Jakarta, KPonline – Pembahasan Rancangan Undang-Undang (RUU) Ketenagakerjaan oleh Koalisi Serikat Pekerja–Partai Buruh (KSP-PB) kembali menyoroti salah satu isu krusial dalam dunia kerja: praktik kontrak berkepanjangan atau yang dikenal sebagai “kontrak abadi”. Isu ini dinilai menjadi sumber utama ketidakadilan yang dialami jutaan buruh di Indonesia.
Bagi perusahaan, sistem kontrak dianggap menguntungkan karena memberi keleluasaan dalam menyesuaikan jumlah tenaga kerja sesuai kebutuhan produksi dan kondisi pasar. Risiko juga lebih rendah, sebab perusahaan dapat menghentikan kontrak dengan mudah tanpa beban hukum panjang, sekaligus mengurangi kewajiban membayar pesangon besar, jaminan pensiun, maupun tunjangan jangka panjang.

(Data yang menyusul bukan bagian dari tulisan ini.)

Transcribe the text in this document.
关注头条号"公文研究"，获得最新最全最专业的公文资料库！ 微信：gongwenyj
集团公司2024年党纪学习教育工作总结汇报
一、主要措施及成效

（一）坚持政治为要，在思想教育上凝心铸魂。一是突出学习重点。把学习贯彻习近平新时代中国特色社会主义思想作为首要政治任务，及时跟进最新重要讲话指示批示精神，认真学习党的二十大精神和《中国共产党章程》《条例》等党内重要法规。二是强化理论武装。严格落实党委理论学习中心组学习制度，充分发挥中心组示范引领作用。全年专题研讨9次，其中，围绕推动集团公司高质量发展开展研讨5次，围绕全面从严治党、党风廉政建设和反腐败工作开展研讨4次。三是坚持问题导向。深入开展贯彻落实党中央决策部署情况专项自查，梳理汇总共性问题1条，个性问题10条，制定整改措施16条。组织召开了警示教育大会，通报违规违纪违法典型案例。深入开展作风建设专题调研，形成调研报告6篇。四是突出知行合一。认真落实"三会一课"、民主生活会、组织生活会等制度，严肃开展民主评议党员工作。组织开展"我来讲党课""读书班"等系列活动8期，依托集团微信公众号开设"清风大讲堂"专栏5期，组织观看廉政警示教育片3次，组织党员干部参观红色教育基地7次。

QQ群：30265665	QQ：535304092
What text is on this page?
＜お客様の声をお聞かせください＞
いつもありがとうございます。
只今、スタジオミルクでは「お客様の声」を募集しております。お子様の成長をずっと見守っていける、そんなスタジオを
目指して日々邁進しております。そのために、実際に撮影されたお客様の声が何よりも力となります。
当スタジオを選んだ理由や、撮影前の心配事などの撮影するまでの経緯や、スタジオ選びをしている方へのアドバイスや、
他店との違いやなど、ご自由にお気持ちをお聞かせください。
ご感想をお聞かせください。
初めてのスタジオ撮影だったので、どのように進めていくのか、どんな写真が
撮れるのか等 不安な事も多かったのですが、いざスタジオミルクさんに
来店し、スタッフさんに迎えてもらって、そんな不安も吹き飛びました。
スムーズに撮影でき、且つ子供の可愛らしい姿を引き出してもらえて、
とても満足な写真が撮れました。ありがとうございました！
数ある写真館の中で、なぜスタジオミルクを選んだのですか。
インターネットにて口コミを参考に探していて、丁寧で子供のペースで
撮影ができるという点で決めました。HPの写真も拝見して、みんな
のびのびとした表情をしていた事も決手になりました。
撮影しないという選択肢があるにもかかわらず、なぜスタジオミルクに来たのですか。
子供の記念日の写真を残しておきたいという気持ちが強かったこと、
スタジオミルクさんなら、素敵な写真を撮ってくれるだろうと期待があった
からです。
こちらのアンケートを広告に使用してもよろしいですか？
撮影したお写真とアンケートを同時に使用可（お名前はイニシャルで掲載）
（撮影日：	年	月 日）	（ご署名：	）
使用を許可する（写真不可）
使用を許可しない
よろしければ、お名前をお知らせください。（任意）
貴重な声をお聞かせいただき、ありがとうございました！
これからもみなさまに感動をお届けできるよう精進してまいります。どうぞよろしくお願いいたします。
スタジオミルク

Namun, di sisi lain, buruh menanggung beban berat akibat sistem ini. Banyak pekerja yang telah bertahun-tahun mengabdi di perusahaan yang sama, tetapi tetap berstatus kontrak tanpa kepastian diangkat menjadi karyawan tetap. Situasi ini membuat mereka kehilangan kepastian karir, hak-hak penuh sebagai pekerja, hingga kesempatan mendapatkan program kesejahteraan perusahaan.
Koalisi serikat pekerja menilai kondisi tersebut sebagai bentuk eksploitasi terselubung. Mereka menegaskan bahwa praktik “kontrak abadi” harus dihapus karena bertentangan dengan prinsip perlindungan buruh. Menurut para aktivis, pekerja yang telah lama bekerja seharusnya mendapat pengakuan melalui status karyawan tetap, sehingga berhak memperoleh jaminan sosial, perlindungan hukum, dan kepastian karir yang layak.
Di sisi buruh, status karyawan tetap juga memberi dampak positif bagi hubungan industrial. Buruh yang memiliki kepastian kerja cenderung lebih loyal, termotivasi, dan produktif. Hal ini pada akhirnya juga menguntungkan perusahaan karena stabilitas tenaga kerja dapat menekan konflik dan meningkatkan produktivitas.
Meski demikian, sebagian perusahaan masih enggan mengangkat pekerja kontrak menjadi tetap dengan alasan biaya tambahan yang besar, kesulitan pemutusan hubungan kerja, hingga kekhawatiran menurunnya motivasi pekerja. Perdebatan inilah yang membuat isu kontrak vs tetap terus menjadi polemik dalam dunia usaha dan perburuhan.
Dalam konteks tersebut, KSP-PB menegaskan bahwa RUU Ketenagakerjaan harus berpihak pada buruh. Regulasi baru diharapkan tidak hanya memperketat aturan kontrak kerja, tetapi juga menjamin pekerja yang telah bekerja dalam jangka waktu tertentu secara otomatis diangkat menjadi karyawan tetap.
Sekjen FSPMI, Sabilar Rosyad, menekankan pentingnya perubahan ini.
“Kontrak abadi harus dihapus. RUU Ketenagakerjaan yang baru harus menjadi pintu untuk menaikkan derajat karyawan kontrak menjadi karyawan tetap. Tidak boleh ada lagi diskriminasi, baik dalam tunjangan, jaminan sosial, maupun kesempatan karir. Buruh kontrak bekerja sama kerasnya dengan buruh tetap, maka hak-hak mereka pun seharusnya setara,” tegasnya.
Koalisi buruh juga menegaskan bahwa perjuangan ini bukan sekadar persoalan status, tetapi menyangkut masa depan pekerja dan keluarganya. Kepastian kerja menjadi fondasi penting untuk membangun kesejahteraan, pendidikan anak, dan stabilitas sosial.
RUU Ketenagakerjaan yang kini difinalisasi KSP-PB diharapkan menjadi momentum perubahan besar. Jika regulasi baru benar-benar mampu menghapus praktik kontrak abadi dan membuka jalan bagi buruh kontrak untuk menjadi karyawan tetap, maka hal itu akan menjadi tonggak penting dalam sejarah perjuangan buruh di Indonesia. Sebaliknya, jika tuntutan ini diabaikan, polemik kontrak vs tetap akan terus menjadi sumber ketegangan dalam hubungan industrial.